The money from the sky method lets you keep 100% of your privately held corporation. In today’s market, a privately held company sells for 1.5 times its annual profit. Ask about any business broker nowadays and you will be told the same. Thus, you leave with $9 million. On the other hand, your public company will be gobbled up by a large global corporation. Your stock is now trading at 50 cents per share (which is a price to earnings ratio of about 18, which is typical for a growing organization). Thus, your 166,750,000 shares are worth over $83 million.

Which was the better deal for you?
Here is a not-so-secret secret: The vast majority of the Forbes 400 wealthiest people in the US earned their wealth by owning and/or selling shares of their own publicly traded companies.

The bottom line is this: Take your company public. Borrowing money from the bank will not get you nearly as far as going public and selling shares of stock in your company. When you go public you multiply your net-worth and that of your company. Your company’s market capitalization, which is the number of outstanding shares times the price per share, for a growing company is typically 10 to 25 or more times the earnings of the company.

The Angel Investor Story
Let’s say that you have $2 million to invest in an active corporation. A company a few blocks away has $2 million in gross annual sales. Your investment gets you one- half of the ownership of the company.

On the other hand, you invest in a company that is based in Australia that is publicly traded in the USA. The Australian company also has a gross income of $2 million per year. For your $2 million investment in the publicly traded organization, you get one-third of the shares that the corporation has issued.

A year goes by and both of the above companies get into financial troubles. If you chose the private company and it declares bankruptcy, you lose your entire $2 million investment.

Alternatively, if you chose the company in Australia, you can sell your publicly traded shares and may even make a profit.

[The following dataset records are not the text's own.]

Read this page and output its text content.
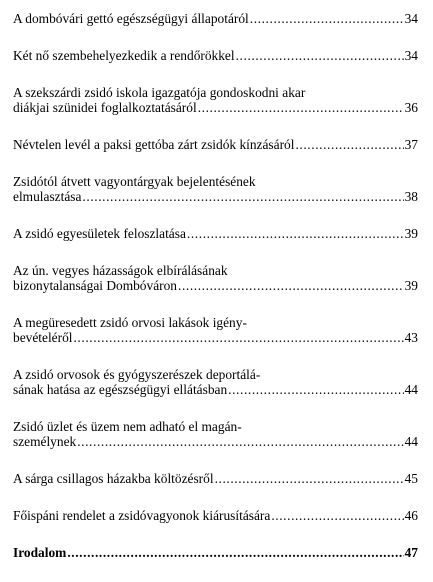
A dombóvári gettó egészségügyi állapotáról .....	34
Két nő szembehelyezkedik a rendőrökkel .....	34
A szekszárdi zsidó iskola igazgatója gondoskodni akar
diákjai szünidei foglalkoztatásáról .....	36
Névtelen levél a paksi gettóba zárt zsidók kínzásáról .....	37
Zsidótól átvett vagyontárgyak bejelentésének
elmulasztása .....	38
A zsidó egyesületek feloszlatása .....	39
Az ún. vegyes házasságok elbírálásának
bizonytalanságai Dombóváron .....	39
A megüresedett zsidó orvosi lakások igény-
bevételéről .....	43
A zsidó orvosok és gyógyszerészek deportálá-
sának hatása az egészségügyi ellátásban .....	44
Zsidó üzlet és üzem nem adható el magán-
személynek .....	44
A sárga csillagos házakba költözésről .....	45
Főispáni rendelet a zsidóvagyonok kiárusítására .....	46
Irodalom .....	47
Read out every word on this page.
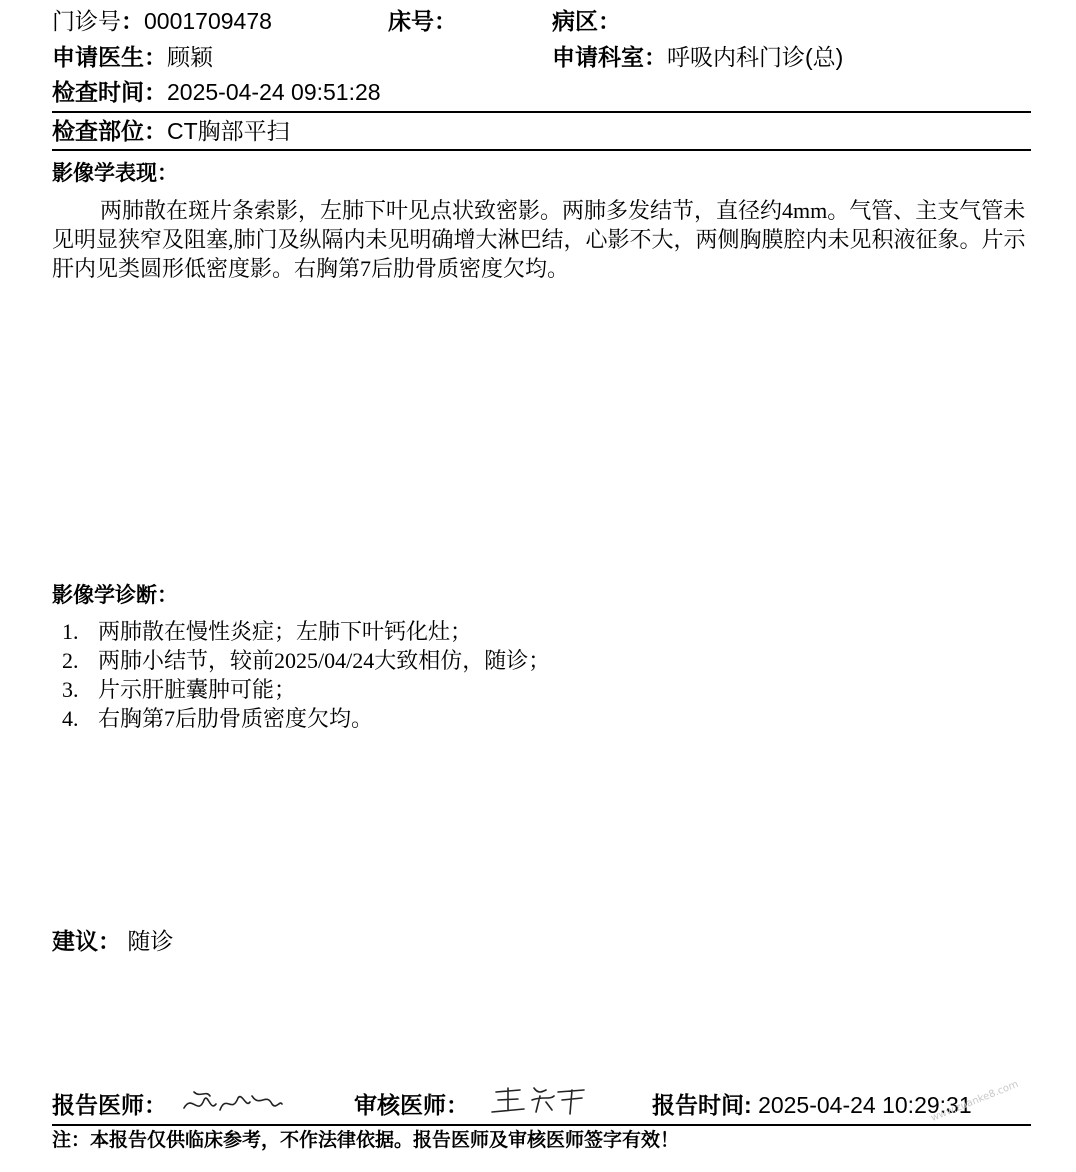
门诊号：0001709478	床号：	病区：
申请医生：顾颖	申请科室：呼吸内科门诊(总)
检查时间：2025-04-24 09:51:28
检查部位：CT胸部平扫
影像学表现：
两肺散在斑片条索影，左肺下叶见点状致密影。两肺多发结节，直径约4mm。气管、主支气管未见明显狭窄及阻塞,肺门及纵隔内未见明确增大淋巴结，心影不大，两侧胸膜腔内未见积液征象。片示肝内见类圆形低密度影。右胸第7后肋骨质密度欠均。
影像学诊断：
1. 两肺散在慢性炎症；左肺下叶钙化灶；
2. 两肺小结节，较前2025/04/24大致相仿，随诊；
3. 片示肝脏囊肿可能；
4. 右胸第7后肋骨质密度欠均。
建议： 随诊
报告医师：	审核医师：	报告时间: 2025-04-24 10:29:31
注：本报告仅供临床参考，不作法律依据。报告医师及审核医师签字有效！
www.zuanke8.com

The liquidity of publicly traded shares makes the selling process fast and easy. This helps you control your risk and provides a strong reason for investing in a public company. So, you are better protected against loss because you can sell your shares at any time after the required holding period, if any. Thus, liquidity is another reason to invest in public companies and to think twice before investing in private companies.

What if the business does well? Five years go by and it turns out that the company has grown. You are ready to sell. When the company sells, the profit has grown from $2 million to $6 million per year.

Private companies typically sell for 1.5 times earnings. Investing in the private company gave you a one-half ownership of the organization. The 50% ownership that you have is worth $4.5 million. So, you more than doubled your money in four years. The US Small Business Administration (SBA) says that a profitable private company investment occurs less than 15 times in 100.

The private placement and subsequent transition to a public company option, on the other hand, resulted in a merger with a large international company. The shares in your public company trade for over $0.72 per share when the merger takes place. So, your 125,000,000 shares are worth over $90 million.

So, if you act as an angel investor, if successful, you may double your money investing in a private company. If you, instead, invest in a public company that experiences a similar growth rate, you would expect, in this example, to earn 45 times your initial investment during the same timeframe. Moreover, with the public company option you have much greater liquidity if something goes wrong. You can more readily use the stock as collateral if something goes right.

Thus, some good reasons to go public are:

    1. Greater liquidity.
    2. Greater return on investment.
    3. Much greater leverage when the company is sold.

So, it is clear that it is worth considering to go public and to invest in public companies.